Quantas vezes morremos e renascemos numa mesma vida? Não sei. Mas me lembro com exatidão de como um dia de março de 2020, no meu lugar favorito do mundo, eu senti como se ali, talvez realmente completa pela primeira vez na vida, estivesse chegando ao fim uma temporada da minha vida - com final feliz. Onde eu estava realizando sonhos, encarando medos e acreditando que sim, o futuro viria e muitas vezes eu estaria sozinha, mas já tinha aprendido o caminho para meu próprio colo. 

Então veio a pandemia.
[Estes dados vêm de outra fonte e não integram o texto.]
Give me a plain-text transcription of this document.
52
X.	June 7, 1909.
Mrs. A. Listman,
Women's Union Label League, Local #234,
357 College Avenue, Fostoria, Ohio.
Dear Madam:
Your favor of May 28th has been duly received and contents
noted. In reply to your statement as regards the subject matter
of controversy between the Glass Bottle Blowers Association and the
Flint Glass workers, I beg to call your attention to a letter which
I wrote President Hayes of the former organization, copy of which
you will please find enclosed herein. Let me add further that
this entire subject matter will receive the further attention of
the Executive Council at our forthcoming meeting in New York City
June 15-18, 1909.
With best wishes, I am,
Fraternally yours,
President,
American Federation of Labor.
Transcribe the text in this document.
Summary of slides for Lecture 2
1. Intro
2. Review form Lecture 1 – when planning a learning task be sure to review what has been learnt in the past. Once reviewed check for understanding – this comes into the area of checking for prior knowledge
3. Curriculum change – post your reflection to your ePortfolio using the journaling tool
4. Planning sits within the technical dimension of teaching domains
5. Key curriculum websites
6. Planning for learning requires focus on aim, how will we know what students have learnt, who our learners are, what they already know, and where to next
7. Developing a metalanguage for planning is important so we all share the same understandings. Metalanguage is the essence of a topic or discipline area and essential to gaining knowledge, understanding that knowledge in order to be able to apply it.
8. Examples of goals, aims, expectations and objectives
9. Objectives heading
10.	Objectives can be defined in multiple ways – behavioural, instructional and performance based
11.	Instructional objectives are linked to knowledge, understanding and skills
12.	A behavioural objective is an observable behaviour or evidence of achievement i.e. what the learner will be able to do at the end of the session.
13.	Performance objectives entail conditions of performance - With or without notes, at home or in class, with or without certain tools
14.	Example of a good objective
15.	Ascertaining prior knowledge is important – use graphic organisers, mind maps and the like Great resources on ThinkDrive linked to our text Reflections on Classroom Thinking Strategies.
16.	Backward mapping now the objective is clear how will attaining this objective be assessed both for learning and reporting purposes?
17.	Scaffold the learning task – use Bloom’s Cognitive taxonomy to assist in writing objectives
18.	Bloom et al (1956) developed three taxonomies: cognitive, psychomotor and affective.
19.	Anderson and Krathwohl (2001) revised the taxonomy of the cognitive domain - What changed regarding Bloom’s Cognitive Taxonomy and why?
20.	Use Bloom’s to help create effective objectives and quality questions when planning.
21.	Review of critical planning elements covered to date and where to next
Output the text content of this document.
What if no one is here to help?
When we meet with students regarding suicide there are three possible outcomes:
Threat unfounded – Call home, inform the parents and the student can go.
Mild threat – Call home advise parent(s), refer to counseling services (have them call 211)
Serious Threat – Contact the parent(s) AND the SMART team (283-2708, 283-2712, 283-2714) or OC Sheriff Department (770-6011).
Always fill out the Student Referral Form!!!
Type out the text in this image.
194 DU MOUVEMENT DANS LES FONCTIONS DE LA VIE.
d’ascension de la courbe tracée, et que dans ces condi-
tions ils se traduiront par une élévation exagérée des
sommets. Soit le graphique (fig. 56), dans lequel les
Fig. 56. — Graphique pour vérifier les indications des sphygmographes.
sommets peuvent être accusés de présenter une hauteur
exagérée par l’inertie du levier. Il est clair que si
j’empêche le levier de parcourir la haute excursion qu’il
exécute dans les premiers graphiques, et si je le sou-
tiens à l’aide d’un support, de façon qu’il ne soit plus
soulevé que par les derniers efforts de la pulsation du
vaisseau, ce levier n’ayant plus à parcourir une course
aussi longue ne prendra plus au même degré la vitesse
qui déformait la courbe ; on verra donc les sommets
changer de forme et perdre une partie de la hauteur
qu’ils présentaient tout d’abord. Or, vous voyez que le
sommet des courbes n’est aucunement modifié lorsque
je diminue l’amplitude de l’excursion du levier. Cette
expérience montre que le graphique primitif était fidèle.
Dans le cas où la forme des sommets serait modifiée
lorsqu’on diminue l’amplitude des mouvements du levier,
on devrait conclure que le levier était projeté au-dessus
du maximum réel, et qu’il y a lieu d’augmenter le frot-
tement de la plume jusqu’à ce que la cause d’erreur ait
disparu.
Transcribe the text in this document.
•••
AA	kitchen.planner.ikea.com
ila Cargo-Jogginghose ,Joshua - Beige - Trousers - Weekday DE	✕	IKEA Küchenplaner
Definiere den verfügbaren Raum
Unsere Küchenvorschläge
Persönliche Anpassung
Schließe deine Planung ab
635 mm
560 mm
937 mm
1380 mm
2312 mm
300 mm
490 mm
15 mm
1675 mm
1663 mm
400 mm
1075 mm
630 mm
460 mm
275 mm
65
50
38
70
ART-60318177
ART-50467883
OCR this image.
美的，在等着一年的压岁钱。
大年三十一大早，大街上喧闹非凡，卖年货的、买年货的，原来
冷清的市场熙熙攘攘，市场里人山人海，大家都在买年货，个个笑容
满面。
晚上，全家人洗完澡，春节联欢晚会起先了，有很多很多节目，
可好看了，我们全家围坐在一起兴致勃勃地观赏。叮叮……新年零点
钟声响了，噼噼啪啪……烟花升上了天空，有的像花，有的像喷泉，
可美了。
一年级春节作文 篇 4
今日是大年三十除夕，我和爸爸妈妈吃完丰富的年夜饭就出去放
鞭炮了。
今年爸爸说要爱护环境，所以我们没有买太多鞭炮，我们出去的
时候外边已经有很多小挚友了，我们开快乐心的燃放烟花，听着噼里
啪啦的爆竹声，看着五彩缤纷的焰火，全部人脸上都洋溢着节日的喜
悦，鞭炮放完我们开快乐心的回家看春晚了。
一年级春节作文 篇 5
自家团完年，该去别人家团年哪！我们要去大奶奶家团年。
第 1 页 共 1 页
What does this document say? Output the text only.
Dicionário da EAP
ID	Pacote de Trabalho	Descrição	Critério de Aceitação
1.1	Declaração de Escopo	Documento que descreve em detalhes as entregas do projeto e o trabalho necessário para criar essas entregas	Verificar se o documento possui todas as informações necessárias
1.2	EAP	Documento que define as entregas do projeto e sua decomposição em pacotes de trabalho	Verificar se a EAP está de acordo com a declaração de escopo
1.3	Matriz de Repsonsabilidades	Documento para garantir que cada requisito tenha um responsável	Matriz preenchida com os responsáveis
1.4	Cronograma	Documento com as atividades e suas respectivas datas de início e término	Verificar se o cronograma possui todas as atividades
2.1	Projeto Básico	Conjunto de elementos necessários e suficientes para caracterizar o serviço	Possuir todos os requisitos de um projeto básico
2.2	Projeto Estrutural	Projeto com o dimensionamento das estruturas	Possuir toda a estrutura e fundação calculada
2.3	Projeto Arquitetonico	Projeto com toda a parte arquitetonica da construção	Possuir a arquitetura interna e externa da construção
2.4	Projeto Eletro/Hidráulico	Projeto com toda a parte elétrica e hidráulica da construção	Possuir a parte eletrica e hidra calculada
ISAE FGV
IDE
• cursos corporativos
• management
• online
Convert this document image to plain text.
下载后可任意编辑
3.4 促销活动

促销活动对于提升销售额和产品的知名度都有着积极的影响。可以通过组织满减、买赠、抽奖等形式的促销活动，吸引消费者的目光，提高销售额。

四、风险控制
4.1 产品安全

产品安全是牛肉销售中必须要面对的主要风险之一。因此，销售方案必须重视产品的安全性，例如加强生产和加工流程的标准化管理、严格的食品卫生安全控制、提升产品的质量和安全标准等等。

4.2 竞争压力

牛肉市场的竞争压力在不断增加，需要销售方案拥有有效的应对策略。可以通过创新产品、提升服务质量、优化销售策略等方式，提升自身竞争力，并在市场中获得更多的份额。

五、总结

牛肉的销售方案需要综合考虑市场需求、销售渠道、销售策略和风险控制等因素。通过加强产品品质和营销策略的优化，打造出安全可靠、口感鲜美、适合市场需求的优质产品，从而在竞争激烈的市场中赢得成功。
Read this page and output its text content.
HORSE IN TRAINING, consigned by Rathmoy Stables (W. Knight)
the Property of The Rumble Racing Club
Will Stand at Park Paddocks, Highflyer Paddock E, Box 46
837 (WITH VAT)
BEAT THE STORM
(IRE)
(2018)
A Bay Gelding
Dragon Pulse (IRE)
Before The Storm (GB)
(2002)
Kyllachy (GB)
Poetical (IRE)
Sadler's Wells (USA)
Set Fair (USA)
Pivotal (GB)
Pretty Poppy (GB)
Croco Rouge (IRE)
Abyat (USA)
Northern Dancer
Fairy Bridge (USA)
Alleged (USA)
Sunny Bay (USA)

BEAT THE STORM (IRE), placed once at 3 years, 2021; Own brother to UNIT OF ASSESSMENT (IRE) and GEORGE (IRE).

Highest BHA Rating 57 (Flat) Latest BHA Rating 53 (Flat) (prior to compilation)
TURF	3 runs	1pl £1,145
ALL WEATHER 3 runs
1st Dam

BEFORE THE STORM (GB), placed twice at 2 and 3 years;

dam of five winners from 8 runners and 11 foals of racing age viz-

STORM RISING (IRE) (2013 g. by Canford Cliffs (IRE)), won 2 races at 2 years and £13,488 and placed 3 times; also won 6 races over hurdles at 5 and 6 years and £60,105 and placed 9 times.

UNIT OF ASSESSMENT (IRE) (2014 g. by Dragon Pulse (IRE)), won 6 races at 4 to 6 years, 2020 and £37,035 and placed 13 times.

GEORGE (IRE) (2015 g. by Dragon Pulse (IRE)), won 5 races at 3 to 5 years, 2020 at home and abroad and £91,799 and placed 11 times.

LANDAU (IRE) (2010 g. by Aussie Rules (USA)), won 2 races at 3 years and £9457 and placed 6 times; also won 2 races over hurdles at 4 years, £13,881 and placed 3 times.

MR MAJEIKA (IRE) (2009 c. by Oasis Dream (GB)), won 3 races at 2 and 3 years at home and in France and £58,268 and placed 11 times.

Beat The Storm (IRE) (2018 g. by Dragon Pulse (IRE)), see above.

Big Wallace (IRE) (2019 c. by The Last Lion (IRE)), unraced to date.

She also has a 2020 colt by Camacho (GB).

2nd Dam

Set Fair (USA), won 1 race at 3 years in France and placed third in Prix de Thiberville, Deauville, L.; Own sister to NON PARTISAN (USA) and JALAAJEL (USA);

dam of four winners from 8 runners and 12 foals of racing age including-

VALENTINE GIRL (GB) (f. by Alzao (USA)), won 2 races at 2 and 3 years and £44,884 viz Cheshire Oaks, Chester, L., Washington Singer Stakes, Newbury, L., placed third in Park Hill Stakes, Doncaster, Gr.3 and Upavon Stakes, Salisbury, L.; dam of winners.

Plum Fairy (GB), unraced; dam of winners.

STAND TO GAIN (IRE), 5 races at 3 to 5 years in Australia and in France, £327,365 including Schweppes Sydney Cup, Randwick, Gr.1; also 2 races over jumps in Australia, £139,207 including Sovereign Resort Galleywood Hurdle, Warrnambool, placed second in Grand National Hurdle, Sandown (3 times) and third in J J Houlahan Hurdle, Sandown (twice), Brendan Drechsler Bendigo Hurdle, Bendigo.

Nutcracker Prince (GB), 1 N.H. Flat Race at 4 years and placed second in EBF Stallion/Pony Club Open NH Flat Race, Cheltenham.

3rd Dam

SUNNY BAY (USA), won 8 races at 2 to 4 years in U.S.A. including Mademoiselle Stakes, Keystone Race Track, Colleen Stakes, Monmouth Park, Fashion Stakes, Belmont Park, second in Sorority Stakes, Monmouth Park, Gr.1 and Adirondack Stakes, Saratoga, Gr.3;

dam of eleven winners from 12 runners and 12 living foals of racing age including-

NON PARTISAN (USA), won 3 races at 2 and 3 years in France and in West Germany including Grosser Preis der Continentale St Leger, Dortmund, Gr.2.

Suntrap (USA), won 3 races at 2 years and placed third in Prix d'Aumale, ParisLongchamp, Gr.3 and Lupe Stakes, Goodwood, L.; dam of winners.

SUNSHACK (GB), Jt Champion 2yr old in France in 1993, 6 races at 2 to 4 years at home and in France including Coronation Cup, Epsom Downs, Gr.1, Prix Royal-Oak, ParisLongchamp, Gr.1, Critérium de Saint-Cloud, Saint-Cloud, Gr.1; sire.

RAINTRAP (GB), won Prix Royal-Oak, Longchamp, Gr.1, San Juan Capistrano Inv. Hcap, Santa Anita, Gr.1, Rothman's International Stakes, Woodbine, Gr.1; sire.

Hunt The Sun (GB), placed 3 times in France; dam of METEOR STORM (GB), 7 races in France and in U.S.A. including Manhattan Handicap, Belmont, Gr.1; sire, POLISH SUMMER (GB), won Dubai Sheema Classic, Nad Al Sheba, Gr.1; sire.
Então as pessoas que eu admirava não se importavam tanto assim com o avô do próximo morrer. Então o homem que comanda o país debocha dos mortos e tudo certo. E eu, que sequer aguentava as férias ociosas sem ter uns pensamentos horríveis me vi largando emprego, formando e vendo a juventude sair pelo ralo. Eu sou privilegiada, eu posso ficar na cama chorando minhas incertezas. Mas o tempo não volta. Muita gente que eu amo está em sua própria batalha para não enlouquecer, mas muitas vezes pensar nisso não alivia o sentimento de ser a pessoa mais sozinha do mundo. Fazem 7 meses que eu não saio de casa, fora duas idas ao médico e umas 5 ao supermercado. Morri, não teve jeito. Abri mão da meu único orgulho em não pedir ajuda para o problema que sei que mais ninguém além de mim é capaz de resolver. E ainda tenho sonhos, mas hoje sei que a vida segue tranquilamente sem mim. Dormir entorpece a dor de não saber mais quem eu sou. Eu não interesso a ninguém e pensar nisso me dá até alívio. 

Migalhas de estrelas fantasiadas de libido. Mudei de terapia e dobrei a dose do remédio, o que ainda não descobri como fazer é renascer de novo. Um dia, um dia recomeço....

domingo, 27 de dezembro de 2020

Vinte vinte, um pouco de solidão e umas coisinhas soltas

 

"Você não é uma pessoa difícil de ser amada. Você está tentando." Foi isso que eu tive que me dizer quase todos os dias do ano da graça de 2020, onde o mundo inteiro está lutando para sobreviver, para não surtar, para não ir embora, para ter esperança. Eu tenho medo da tal maturidade me banhar pra sempre de amargura. Eu não amo mais ninguém. Eu me chamaria de doida - e como diz o Rosa, nessa casa (eu) ninguém diz a palavra doida - se me contassem no final de 2019 que eu me afastaria de tantas pessoas que naquele momento eram meu suporte, que eu colaria grau na faculdade por um computador, que eu estaria ganhando dinheiro com o que ando fazendo, que eu veria meus amigos um número de vezes que desse pra contar na mão. Que eu assumiria pra mim mesma, de uma vez por todas, que eu amo romance e isso seria a chave para parar de me sabotar tentando desesperadamente sentir algo por homens que claramente não me queriam, só porque sentir algo era melhor que não sentir nada. Seria loucura dizer da angústia e solidão que senti mas que eu estou viva, estou de pé. Seria impossível pensar que eu viveria o dia mais feliz da minha vida ao lado de uma amiga e meses depois eu veria essa amiga passar pela maior dor da sua vida sem eu poder lhe dar um abraço. Eu não amo mais ninguém porque de repente todo mundo virou egocêntrico e eu também virei. Eu tento tento tento e muitas vezes não consigo melhorar. Mas eu mereço ser amada. As piores crises desde 2012 apareceram e eu sobrevivi, mesmo tendo que encarar que essa sombra talvez me persiga pro resto da vida. Eu quero ser potência, ser rio que corre pro mar mas viver é difícil. Eu quero ser mais gentil comigo e com meus pais, quero ler, botar os pés no mar, me encontrar comigo. Quero me vacinar e poder sair sem medo da morte. Quero não pensar em nada que seja irracional. Quero sonhar grande e encontrar meu caminho. Quero ser abençoada pelo Deus que acredito e que acredita em mim. Quero dançar com a vida. Quero me amar.